Furthermore, the ideal and experimental results of the frequency-domain responses obtained from the VM, CM, TAM, and TIM filters are given in Figure 20, Figure 21, Figure 22 and Figure 23, respectively. The results of Figure 20, Figure 21, Figure 22 and Figure 23 show that a good agreement between experimental measurements and theoretical predictions can be observed, as desired. Additionally, the experimental THD variations of the BP output in all modes of operation are plotted for various input signal amplitudes at f = 1.59 MHz, as given in Figure 24.

Figure 20. Ideal (dashed line) and measured (solid line) frequency responses for VM: (a) LP, BP and HP; (b) BS; (c) AP.

Figure 21. Ideal (dashed line) and measured (solid line) frequency responses for CM.

Figure 22. Ideal (dashed line) and measured (solid line) frequency responses for TAM.

Figure 23. Ideal (dashed line) and measured (solid line) frequency responses for TIM.

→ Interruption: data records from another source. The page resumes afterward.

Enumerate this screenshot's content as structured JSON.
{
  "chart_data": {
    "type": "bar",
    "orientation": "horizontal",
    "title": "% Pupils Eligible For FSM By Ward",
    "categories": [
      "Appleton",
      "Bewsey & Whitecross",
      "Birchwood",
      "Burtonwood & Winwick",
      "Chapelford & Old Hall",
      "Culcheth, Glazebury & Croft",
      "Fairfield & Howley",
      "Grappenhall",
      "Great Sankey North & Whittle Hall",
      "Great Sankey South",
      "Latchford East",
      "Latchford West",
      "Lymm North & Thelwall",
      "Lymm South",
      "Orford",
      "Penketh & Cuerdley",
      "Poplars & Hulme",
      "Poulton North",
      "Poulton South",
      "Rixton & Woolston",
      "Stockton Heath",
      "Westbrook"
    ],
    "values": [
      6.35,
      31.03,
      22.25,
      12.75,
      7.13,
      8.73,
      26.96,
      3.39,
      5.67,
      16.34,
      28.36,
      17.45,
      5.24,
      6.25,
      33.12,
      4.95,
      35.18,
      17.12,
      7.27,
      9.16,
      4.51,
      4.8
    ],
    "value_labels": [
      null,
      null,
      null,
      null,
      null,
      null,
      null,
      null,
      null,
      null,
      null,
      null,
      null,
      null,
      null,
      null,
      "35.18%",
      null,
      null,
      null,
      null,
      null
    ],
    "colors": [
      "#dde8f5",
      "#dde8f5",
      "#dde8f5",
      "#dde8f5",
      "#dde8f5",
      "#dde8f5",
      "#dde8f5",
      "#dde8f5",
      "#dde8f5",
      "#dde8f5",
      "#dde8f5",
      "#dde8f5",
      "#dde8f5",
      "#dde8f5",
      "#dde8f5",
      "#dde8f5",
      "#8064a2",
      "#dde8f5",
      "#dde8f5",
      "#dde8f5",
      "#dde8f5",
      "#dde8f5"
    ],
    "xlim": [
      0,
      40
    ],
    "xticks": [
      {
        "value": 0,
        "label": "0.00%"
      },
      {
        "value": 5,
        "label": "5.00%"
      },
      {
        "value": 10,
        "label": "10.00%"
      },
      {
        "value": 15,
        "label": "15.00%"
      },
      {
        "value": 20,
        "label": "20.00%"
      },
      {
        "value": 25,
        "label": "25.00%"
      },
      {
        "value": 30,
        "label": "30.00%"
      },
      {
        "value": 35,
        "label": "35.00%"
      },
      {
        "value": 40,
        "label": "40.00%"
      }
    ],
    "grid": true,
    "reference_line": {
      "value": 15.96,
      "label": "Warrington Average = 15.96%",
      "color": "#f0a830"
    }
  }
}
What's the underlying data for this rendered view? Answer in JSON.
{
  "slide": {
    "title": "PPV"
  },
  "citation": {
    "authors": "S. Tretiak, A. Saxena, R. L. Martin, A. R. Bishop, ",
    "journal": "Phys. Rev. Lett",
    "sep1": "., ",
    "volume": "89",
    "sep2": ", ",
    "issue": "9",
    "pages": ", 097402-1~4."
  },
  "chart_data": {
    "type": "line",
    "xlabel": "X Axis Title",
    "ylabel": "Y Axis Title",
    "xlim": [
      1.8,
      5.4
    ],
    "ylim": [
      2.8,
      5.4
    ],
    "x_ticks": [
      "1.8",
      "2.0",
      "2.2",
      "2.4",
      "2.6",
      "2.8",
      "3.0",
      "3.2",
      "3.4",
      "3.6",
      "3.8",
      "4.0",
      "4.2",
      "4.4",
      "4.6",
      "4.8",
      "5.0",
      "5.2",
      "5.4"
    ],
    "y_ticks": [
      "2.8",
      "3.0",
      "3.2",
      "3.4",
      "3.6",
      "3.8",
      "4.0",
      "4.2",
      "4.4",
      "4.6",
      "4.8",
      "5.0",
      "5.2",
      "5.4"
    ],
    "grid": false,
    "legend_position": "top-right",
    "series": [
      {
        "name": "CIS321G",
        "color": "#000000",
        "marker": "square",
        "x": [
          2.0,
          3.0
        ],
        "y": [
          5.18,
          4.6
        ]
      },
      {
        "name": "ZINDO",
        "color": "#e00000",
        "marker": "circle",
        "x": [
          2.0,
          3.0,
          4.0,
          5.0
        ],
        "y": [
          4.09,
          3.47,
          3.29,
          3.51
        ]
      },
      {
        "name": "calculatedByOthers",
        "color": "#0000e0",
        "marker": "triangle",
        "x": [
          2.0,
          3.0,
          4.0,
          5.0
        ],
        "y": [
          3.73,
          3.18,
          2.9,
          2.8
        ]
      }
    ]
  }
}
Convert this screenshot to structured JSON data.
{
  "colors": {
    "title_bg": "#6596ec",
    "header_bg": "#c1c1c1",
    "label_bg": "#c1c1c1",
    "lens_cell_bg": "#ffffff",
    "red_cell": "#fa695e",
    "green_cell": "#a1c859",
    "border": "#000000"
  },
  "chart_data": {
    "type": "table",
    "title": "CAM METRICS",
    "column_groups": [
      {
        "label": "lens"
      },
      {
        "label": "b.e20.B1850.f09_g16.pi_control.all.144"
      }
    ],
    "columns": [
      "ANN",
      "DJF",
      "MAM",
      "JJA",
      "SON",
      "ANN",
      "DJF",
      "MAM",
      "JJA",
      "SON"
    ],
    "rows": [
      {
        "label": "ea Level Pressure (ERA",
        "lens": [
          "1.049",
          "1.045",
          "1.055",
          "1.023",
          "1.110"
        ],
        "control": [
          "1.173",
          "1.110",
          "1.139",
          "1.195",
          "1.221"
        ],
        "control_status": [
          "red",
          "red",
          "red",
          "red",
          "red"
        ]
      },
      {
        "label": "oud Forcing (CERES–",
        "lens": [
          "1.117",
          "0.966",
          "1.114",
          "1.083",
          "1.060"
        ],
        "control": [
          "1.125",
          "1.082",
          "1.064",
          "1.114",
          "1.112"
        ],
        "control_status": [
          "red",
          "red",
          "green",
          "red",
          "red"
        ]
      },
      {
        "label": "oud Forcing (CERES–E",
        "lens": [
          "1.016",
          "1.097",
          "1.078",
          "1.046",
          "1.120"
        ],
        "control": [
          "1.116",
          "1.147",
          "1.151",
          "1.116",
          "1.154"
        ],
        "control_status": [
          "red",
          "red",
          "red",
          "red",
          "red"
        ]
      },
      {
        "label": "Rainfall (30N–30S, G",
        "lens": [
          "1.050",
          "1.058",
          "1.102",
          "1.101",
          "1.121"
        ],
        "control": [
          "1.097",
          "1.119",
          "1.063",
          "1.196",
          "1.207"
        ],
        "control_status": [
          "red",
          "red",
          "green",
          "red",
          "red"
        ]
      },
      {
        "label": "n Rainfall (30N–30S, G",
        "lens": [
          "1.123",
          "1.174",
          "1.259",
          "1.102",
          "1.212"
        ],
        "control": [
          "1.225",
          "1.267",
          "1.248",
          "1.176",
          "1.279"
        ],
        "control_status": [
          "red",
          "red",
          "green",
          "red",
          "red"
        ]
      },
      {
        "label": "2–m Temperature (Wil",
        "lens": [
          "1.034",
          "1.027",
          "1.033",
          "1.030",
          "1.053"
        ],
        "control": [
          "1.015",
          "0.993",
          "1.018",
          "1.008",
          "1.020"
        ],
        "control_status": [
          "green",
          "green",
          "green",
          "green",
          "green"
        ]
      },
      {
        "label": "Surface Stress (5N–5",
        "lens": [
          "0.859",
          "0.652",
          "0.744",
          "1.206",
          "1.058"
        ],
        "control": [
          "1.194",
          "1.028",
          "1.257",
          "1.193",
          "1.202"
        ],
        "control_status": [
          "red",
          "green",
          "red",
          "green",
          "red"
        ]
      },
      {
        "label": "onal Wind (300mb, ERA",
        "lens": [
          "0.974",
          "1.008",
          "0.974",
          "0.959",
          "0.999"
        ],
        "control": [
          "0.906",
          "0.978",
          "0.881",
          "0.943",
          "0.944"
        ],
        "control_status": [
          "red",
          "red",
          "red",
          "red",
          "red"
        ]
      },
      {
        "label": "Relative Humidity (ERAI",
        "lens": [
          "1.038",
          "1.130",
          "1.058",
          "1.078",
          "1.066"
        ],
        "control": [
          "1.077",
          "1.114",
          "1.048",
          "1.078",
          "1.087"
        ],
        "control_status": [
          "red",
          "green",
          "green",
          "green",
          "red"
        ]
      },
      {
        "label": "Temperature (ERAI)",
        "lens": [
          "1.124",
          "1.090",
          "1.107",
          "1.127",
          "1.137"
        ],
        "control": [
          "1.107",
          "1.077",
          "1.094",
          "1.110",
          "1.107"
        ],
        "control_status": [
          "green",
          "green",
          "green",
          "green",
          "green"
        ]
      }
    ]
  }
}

Figure 24. Measured THD values of the BP outputs for various sinusoidal input signals at a frequency of 1.59 MHz.

8. Conclusions

In this work, a mixed-mode universal filter configuration has been proposed based on only two VDBAs, two grounded resistors, and two capacitors. The proposed circuit is capable of realizing all five biquadratic filtering functions in VM, CM, and TAM operation. In TIM operation, the circuit can realize LP and BP responses. The circuit satisfies the major advantages simultaneously such as (i) employment of grounded passive components, except for VM operation; (ii) having electronic tunability for ω_o; (iii) independent controllability of its quality factor; (iv) unemploying inverting-type or double-type input signals; (v) having low output impedance for VM and TIM operations; (vi) low active and passive sensitivity features. The high-Q filter can be easily achieved through a single resistance adjustment. The mathematical analyses such as non-ideal gains, sensitivity performance and parasitic analysis along with the numerical simulation results and experimental measurement results are shown, in order to strengthen the design idea.